Volví a entrar y las tortitas estaban listas, calientes y humeantes, y eché sirope sobre las mantecosas tortitas y las corté y tomé café caliente y comí. Henry y Japhy hicieron lo mismo, y por una vez no hablábamos. Luego bebimos aquella incomparable agua fría mientras entraban cazadores con botas de montaña y camisas de lana. Pero no cazadores borrachos como los de la noche anterior, sino cazadores muy serios dispuestos a ponerse en marcha en cuanto desayunaran. Nadie pensaba en beber alcohol aquella mañana.


Subimos al coche, cruzamos otro puente sobre un torrente, cruzamos un prado donde había unas cuantas vacas y cabañas de troncos, y salimos a un llano desde el que se distinguía claramente el Matterhorn alzándose por encima de todas las demás cumbres. Era el más impresionante de todos los dentados picos de la parte sur.
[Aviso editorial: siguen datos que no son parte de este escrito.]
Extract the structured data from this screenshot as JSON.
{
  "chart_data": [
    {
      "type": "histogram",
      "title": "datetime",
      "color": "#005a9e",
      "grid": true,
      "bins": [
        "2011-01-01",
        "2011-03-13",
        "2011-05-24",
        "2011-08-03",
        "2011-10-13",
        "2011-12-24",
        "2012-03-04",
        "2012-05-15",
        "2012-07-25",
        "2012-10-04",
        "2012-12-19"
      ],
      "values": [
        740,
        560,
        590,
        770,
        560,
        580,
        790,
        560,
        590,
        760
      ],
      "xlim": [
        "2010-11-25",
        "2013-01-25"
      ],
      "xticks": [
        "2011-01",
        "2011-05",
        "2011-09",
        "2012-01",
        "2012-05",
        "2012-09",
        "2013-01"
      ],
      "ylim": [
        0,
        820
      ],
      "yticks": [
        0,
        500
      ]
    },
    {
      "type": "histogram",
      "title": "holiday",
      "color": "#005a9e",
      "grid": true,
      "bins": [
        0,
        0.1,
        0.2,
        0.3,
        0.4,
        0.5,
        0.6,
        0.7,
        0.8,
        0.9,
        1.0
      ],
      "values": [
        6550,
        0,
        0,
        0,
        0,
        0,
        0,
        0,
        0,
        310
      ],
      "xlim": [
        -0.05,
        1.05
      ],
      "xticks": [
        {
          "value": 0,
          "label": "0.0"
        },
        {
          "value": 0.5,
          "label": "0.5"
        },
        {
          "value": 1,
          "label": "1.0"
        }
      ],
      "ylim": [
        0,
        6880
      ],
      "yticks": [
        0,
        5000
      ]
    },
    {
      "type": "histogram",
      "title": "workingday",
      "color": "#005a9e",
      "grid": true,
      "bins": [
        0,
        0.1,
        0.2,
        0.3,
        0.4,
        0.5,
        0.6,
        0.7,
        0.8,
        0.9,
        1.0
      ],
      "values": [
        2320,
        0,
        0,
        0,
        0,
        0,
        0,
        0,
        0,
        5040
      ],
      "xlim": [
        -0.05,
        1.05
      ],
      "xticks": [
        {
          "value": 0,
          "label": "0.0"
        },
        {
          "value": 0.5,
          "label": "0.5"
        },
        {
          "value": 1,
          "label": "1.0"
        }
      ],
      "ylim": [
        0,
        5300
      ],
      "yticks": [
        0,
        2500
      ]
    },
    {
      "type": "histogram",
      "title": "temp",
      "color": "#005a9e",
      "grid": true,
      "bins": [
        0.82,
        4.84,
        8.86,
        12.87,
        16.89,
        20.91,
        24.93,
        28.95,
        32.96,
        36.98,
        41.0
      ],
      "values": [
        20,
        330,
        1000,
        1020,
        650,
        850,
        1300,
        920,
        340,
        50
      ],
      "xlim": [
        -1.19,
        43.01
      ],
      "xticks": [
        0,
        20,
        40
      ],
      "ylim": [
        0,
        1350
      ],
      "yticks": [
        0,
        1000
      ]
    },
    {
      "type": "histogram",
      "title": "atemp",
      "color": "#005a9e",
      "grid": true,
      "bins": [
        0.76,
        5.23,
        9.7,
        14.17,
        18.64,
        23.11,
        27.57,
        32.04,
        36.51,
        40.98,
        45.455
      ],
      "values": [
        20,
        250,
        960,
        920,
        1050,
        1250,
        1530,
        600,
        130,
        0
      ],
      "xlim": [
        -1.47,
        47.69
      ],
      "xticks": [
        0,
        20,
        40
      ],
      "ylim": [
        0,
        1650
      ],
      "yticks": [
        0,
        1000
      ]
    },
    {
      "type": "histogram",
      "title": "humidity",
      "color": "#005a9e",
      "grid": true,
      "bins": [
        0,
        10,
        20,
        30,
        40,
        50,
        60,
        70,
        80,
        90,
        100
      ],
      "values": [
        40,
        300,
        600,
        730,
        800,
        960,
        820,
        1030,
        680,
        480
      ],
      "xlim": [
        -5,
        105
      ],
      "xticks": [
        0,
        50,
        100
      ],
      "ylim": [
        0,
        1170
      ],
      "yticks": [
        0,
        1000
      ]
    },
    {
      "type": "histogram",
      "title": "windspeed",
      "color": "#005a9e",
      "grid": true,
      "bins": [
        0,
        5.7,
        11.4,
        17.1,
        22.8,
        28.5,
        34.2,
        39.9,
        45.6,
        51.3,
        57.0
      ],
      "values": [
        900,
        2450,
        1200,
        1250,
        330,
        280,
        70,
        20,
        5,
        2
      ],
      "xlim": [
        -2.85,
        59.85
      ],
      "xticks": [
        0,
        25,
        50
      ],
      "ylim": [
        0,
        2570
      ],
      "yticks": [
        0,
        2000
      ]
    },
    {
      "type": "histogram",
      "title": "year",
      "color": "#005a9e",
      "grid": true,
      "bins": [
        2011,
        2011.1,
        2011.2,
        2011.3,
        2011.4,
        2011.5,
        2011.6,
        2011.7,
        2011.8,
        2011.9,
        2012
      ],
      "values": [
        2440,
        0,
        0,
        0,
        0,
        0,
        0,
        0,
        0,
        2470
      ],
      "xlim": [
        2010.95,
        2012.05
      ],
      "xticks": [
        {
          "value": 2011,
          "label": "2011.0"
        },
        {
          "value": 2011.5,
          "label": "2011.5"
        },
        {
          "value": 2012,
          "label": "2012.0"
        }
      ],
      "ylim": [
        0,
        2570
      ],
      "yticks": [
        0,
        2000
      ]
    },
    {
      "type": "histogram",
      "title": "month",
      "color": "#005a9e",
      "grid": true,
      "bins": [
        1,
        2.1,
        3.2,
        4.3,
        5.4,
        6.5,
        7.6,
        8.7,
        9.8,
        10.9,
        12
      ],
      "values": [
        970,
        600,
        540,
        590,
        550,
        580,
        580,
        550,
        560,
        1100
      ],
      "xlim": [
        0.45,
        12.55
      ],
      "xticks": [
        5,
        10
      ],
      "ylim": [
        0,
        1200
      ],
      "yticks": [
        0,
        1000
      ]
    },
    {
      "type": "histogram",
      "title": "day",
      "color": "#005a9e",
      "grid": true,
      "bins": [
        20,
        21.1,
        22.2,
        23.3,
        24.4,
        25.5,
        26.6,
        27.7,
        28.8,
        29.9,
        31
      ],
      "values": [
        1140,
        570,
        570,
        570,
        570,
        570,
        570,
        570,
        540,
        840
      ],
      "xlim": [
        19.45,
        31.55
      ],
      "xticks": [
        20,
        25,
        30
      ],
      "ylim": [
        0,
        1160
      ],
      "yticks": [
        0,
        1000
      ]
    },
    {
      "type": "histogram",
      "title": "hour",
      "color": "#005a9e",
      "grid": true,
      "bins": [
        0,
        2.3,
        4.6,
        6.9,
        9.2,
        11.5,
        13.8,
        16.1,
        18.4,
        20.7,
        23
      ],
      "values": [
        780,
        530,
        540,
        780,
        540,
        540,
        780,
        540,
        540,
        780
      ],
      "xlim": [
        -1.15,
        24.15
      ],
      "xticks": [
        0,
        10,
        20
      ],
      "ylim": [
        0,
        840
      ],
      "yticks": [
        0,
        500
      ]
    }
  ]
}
– ¡Ahí lo tenéis! -dijo Morley auténticamente orgulloso-. ¿No es hermoso? ¿No os recuerda a los Alpes? Tengo una colección de fotos de montañas cubiertas de nieve que os enseñaré en alguna ocasión.


– Me gustan las cosas reales -dijo Japhy, mirando con seriedad hacia las montañas, y en aquella mirada distante, aquel suspiro íntimo, vi que se encontraba de nuevo en casa.


Bridgeport es un pequeño pueblo dormido que recuerda curiosamente a Nueva Inglaterra y se encuentra en el llano. Dos restaurantes, dos estaciones de servicio, una escuela, todo bordeando la carretera 395 que pasa por allí bajando desde Bishop y luego subiendo todo el rato hasta Carson City, Nevada.